Dermot Morgan as Fr Ted

Dermot Morgan with Ardal O'Hanlon

Neil FetherstonhaughSunday World

The son of Irish comedian Dermot Morgan, who passed away 25 years ago today, has said he loves seeing his father on television as “he'll never get older”.

Rob Morgan told Newstalk Breakfast he is still dealing with the death of his dad, best known for his role as 'Father Ted', who passed away in England on February 28, 1998, at the age of 45.

"25 years later I'm dealing with it, I'm still processing it," Rob said.

"I look back to 17-year-old me and I just have so much compassion for him because of what he had to deal with at that time in his life".

Rob said he takes comfort in the fact that people still remember his father.

"To see people still fondly talking about the Ted stuff or the live comedy stuff - or even I've heard Oliver Callan talk about what he credits Dermot for in terms of his own work - and that's massive," he said.

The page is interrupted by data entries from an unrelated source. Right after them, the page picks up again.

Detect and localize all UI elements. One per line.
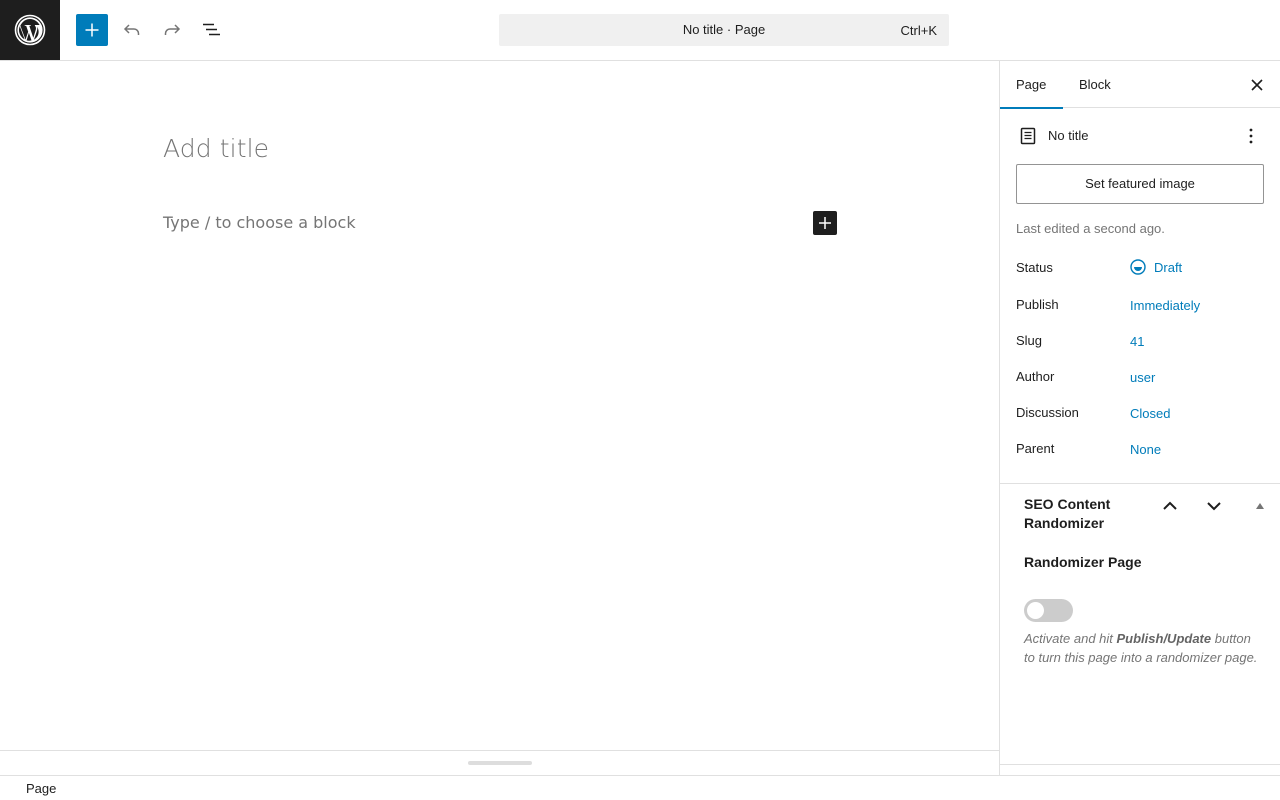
editor-canvas[interactable]: Add title Type / to choose a block [0,61,999,750]
add-block-button[interactable] [76,14,108,46]
chevron-down-icon [1207,502,1221,511]
chevron-up-icon [1163,501,1177,510]
author-row: Author user [1016,367,1264,391]
sidebar-tabs: Page Block [1000,61,1280,109]
settings-sidebar: Page Block No title Set featured image L… [999,61,1280,775]
post-title-input[interactable]: Add title [163,134,269,163]
post-card: No title [1000,108,1280,164]
metabox-title: SEO Content Randomizer [1024,496,1111,531]
command-title: No title · Page [682,22,766,37]
draft-status-icon [1130,259,1146,275]
move-up-button[interactable] [1158,494,1182,518]
discussion-label: Discussion [1016,405,1079,420]
parent-row: Parent None [1016,439,1264,463]
author-toggle[interactable]: user [1130,370,1155,385]
redo-button[interactable] [156,14,188,46]
close-sidebar-button[interactable] [1245,73,1269,97]
editor-footer: Page [0,775,1280,800]
publish-toggle[interactable]: Immediately [1130,298,1200,313]
wordpress-logo-icon[interactable] [0,0,60,60]
plus-icon [85,23,99,37]
resize-handle[interactable] [468,761,532,765]
discussion-row: Discussion Closed [1016,403,1264,427]
document-overview-button[interactable] [196,14,228,46]
command-shortcut: Ctrl+K [900,23,937,38]
meta-boxes-resize-area [0,750,999,775]
tab-block[interactable]: Block [1063,61,1127,108]
status-label: Status [1016,260,1053,275]
default-block-placeholder[interactable]: Type / to choose a block [163,213,356,232]
post-card-title: No title [1048,128,1089,143]
close-icon [1251,79,1263,91]
randomizer-description: Activate and hit Publish/Update button t… [1024,629,1260,667]
triangle-up-icon [1256,503,1264,509]
slug-row: Slug 41 [1016,331,1264,355]
slug-label: Slug [1016,333,1043,348]
tab-page[interactable]: Page [1000,61,1063,109]
toggle-panel-button[interactable] [1250,498,1270,514]
status-row: Status Draft [1016,258,1264,282]
breadcrumb[interactable]: Page [26,781,56,796]
last-edited-text: Last edited a second ago. [1016,221,1165,236]
page-icon [1020,127,1036,145]
publish-row: Publish Immediately [1016,295,1264,319]
plus-icon [819,217,831,229]
command-palette-bar[interactable]: No title · Page Ctrl+K [499,14,949,46]
set-featured-image-button[interactable]: Set featured image [1016,164,1264,204]
seo-randomizer-metabox: SEO Content Randomizer Randomizer Page A… [1000,483,1280,765]
status-value: Draft [1154,259,1183,275]
randomizer-heading: Randomizer Page [1024,554,1142,570]
editor-header: No title · Page Ctrl+K [0,0,1280,61]
list-view-icon [203,23,220,36]
parent-label: Parent [1016,441,1055,456]
post-actions-button[interactable] [1239,124,1263,148]
more-vertical-icon [1249,128,1253,144]
slug-toggle[interactable]: 41 [1130,334,1144,349]
status-toggle[interactable]: Draft [1130,259,1182,275]
discussion-toggle[interactable]: Closed [1130,406,1170,421]
toggle-knob [1027,602,1044,619]
publish-label: Publish [1016,297,1059,312]
redo-icon [164,24,181,35]
move-down-button[interactable] [1202,494,1226,518]
undo-button[interactable] [116,14,148,46]
desc-prefix: Activate and hit [1024,631,1117,646]
author-label: Author [1016,369,1055,384]
undo-icon [123,24,140,35]
randomizer-toggle[interactable] [1024,599,1073,622]
parent-toggle[interactable]: None [1130,442,1161,457]
inline-add-block-button[interactable] [813,211,837,235]
wordpress-w-icon [14,14,46,46]
desc-bold: Publish/Update [1116,631,1212,646]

"The really harsh and cruel part about it is that Dermot didn't get to enjoy it, and didn't get to enjoy the things that he would have gone on to do.

"That's harder to deal with almost than losing him".

Rob said his father would have liked to be remembered for his own writing, too.

"Ted was the key that unlocked so much for him, and it's obviously what brought him to people's attention outside of Ireland.

"For that I think he'll always be grateful to have experienced the accord that came with it; but it's a shame that it wasn't the writing that he was so proud of his own work.

Dermot Morgan with Ardal O'Hanlon

"It was as an actor, which was almost for him unexpected and not something he'd ever looked at for himself".

Rob said there is something nice about seeing his father on television.

"I kind of love that he'll never get older," he said.

"I love that I'll never see him stooped over, or struggling to come to terms with one's own mortality.

"I love that he'll always be 45 every time I look at him, that's a really nice thing.

"I'm 43 this year, it's kind of weird: the closer you get to the age he was, the more surreal it becomes," he added.